Duplicate keys: The insert method should not allow duplicate keys.
Deleting a non-existent key: The delete method should handle this gracefully (e.g., by doing nothing or returning a specific value).
Deleting the last element: Ensure the tree remains valid after deleting the last element.
Splitting and merging nodes during insertion and deletion.
Handling underflow in nodes after deletion.

Examples

Example 1:

Input:
  BTree = new BTree();
  BTree.insert(10, "value10");
  BTree.insert(20, "value20");
  BTree.insert(5, "value5");
Output:
  [5, 10, 20]
Explanation: The keys are inserted and then returned in sorted order.

Example 2:

Input:
  BTree = new BTree();
  BTree.insert(10, "value10");
  BTree.insert(20, "value20");
  BTree.search(15);
Output:
  undefined
Explanation: The key 15 is not present in the tree.

Example 3: (Deletion and Splitting)

Input:
  BTree = new BTree();
  BTree.insert(10, "value10");
  BTree.insert(20, "value20");
  BTree.insert(30, "value30");
  BTree.insert(40, "value40");
  BTree.insert(50, "value50");
  BTree.delete(20);
Output:
  [10, 30, 40, 50]
Explanation: Deleting 20 might cause splitting and rebalancing. The resulting keys are returned in sorted order.

Constraints

The order of the B-tree is 3 (minimum degree t = 1).
Keys are assumed to be numbers.
Values can be any JavaScript data type.
The toArray() method should have a time complexity of O(n), where n is the number of keys in the tree.
Insertion and deletion operations should maintain a reasonable level of performance (avoiding excessive recursion or inefficient node traversal).

Notes

Consider using a Node class to represent each node in the B-tree.
The insert and delete operations are the most complex parts of the implementation.
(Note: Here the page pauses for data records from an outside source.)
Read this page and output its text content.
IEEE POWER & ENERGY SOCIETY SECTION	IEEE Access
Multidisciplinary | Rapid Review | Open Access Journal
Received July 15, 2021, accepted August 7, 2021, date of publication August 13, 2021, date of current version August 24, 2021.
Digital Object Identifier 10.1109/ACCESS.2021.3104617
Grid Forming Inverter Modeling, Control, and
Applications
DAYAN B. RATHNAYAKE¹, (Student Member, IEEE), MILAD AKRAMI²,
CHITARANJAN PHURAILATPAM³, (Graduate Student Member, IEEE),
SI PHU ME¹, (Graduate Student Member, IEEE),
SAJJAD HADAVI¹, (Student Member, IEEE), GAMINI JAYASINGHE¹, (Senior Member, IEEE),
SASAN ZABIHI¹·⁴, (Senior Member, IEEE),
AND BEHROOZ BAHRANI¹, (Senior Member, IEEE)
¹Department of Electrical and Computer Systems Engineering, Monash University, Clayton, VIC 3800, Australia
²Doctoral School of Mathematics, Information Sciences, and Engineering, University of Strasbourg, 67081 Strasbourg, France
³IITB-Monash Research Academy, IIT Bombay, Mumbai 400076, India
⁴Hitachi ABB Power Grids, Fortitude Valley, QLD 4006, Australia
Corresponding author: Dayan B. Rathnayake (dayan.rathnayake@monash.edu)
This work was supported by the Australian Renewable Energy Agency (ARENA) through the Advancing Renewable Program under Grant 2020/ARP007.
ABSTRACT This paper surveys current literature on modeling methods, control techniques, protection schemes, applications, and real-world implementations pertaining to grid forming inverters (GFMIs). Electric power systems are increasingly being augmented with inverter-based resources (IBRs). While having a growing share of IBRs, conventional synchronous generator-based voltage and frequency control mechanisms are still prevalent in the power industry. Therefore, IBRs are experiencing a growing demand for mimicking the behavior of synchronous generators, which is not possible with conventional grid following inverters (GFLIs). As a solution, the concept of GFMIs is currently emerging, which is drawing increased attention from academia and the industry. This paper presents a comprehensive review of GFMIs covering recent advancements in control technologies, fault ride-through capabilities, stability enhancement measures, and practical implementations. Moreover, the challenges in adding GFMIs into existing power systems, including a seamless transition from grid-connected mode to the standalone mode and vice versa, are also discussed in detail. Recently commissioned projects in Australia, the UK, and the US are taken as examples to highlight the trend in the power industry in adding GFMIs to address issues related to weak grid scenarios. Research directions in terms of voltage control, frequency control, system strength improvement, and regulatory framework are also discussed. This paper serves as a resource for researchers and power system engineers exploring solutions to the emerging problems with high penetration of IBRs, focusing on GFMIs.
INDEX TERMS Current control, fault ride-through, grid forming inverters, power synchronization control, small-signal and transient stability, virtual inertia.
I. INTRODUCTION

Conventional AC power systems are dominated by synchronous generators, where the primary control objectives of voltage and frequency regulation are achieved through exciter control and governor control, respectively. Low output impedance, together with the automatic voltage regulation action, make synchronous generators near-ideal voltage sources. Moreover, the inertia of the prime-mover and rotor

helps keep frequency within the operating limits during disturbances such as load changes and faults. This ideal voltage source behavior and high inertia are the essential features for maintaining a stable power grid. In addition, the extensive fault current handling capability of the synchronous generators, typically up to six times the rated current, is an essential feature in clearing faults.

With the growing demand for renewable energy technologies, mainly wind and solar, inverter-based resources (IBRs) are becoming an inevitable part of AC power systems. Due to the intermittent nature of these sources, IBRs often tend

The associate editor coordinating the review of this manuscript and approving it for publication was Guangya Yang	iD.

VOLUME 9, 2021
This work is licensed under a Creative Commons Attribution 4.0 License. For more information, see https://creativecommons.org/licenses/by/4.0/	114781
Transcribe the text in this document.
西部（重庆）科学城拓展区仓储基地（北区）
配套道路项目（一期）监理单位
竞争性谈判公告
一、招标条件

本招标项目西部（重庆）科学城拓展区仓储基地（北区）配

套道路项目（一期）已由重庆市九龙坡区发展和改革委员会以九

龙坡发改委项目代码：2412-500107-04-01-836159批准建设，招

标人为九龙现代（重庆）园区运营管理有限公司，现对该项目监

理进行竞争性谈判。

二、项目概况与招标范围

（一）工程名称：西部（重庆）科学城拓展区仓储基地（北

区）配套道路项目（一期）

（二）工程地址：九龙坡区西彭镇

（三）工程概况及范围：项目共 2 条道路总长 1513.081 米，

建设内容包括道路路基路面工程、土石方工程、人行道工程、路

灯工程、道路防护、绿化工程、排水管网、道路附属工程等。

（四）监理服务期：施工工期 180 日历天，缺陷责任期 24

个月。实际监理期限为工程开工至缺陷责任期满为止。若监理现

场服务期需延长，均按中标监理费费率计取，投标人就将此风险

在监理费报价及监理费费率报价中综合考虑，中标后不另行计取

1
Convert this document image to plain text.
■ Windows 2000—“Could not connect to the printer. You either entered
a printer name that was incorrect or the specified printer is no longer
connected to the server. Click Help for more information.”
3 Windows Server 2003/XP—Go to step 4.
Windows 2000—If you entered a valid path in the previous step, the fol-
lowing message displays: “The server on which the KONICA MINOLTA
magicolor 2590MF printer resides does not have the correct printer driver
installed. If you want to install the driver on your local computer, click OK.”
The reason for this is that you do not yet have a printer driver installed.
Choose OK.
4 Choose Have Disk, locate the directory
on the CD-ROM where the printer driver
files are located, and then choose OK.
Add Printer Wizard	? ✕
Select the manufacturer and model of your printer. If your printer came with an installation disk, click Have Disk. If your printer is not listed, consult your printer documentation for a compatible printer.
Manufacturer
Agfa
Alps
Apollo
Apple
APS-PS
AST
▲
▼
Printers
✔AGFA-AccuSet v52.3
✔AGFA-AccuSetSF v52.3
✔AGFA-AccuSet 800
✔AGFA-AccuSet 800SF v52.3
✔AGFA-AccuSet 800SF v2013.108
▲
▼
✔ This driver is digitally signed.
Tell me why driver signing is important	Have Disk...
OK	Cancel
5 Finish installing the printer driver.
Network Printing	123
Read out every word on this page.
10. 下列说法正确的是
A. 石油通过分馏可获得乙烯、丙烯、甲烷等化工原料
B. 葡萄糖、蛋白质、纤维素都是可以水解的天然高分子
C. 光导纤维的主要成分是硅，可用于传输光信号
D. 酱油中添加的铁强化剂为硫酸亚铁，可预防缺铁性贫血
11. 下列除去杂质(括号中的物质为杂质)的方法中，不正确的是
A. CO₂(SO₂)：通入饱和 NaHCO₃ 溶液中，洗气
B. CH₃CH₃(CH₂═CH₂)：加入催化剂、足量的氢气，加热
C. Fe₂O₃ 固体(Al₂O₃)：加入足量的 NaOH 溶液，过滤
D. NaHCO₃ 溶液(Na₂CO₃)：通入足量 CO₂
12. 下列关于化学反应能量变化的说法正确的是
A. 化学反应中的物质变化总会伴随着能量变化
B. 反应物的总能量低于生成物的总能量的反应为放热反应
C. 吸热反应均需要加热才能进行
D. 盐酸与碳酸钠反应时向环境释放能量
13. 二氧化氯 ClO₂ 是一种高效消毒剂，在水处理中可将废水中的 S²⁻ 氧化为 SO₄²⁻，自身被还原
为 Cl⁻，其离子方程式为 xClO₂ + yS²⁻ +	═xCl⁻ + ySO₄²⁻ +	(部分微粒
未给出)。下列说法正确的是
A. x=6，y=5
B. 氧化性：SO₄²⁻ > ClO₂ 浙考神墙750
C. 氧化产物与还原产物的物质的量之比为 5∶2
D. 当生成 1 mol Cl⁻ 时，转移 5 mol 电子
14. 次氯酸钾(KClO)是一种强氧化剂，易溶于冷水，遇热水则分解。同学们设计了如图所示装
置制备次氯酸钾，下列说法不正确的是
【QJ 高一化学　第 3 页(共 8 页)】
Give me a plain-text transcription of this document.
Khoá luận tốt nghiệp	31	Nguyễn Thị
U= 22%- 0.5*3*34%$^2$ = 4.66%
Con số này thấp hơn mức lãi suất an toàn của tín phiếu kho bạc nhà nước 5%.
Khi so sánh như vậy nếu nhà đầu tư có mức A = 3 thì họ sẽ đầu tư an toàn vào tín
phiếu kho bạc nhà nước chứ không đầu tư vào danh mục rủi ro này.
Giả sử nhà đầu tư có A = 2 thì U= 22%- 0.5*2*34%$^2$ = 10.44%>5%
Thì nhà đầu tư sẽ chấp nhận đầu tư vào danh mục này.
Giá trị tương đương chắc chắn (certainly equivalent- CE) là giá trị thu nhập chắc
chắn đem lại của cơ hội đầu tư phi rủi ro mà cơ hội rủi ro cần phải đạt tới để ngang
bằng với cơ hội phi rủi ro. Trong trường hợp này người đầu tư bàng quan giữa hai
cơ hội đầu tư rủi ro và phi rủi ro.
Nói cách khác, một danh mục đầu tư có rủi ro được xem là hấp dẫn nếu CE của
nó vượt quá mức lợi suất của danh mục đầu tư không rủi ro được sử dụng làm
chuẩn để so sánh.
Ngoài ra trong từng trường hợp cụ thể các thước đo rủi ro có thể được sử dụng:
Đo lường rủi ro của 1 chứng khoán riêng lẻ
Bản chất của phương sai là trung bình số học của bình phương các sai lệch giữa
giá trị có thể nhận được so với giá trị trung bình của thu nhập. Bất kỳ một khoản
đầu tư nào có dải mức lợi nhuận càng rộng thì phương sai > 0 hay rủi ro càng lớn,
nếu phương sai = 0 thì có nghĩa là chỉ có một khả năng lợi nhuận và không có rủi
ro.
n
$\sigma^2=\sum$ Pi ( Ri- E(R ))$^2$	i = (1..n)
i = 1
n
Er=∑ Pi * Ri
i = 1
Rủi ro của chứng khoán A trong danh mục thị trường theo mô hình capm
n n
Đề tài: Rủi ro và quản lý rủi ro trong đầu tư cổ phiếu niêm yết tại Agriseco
Pay close attention to how nodes are split and merged to maintain the B-tree properties.
Think about how to handle underflow (when a node has fewer than the minimum number of keys) after a deletion. This might involve borrowing keys from a sibling node or merging with a sibling.
Start with the insert operation and then implement search and delete. Testing each operation thoroughly as you go will help you identify and fix errors more easily.
The toArray() method can be implemented using an in-order traversal of the B-tree.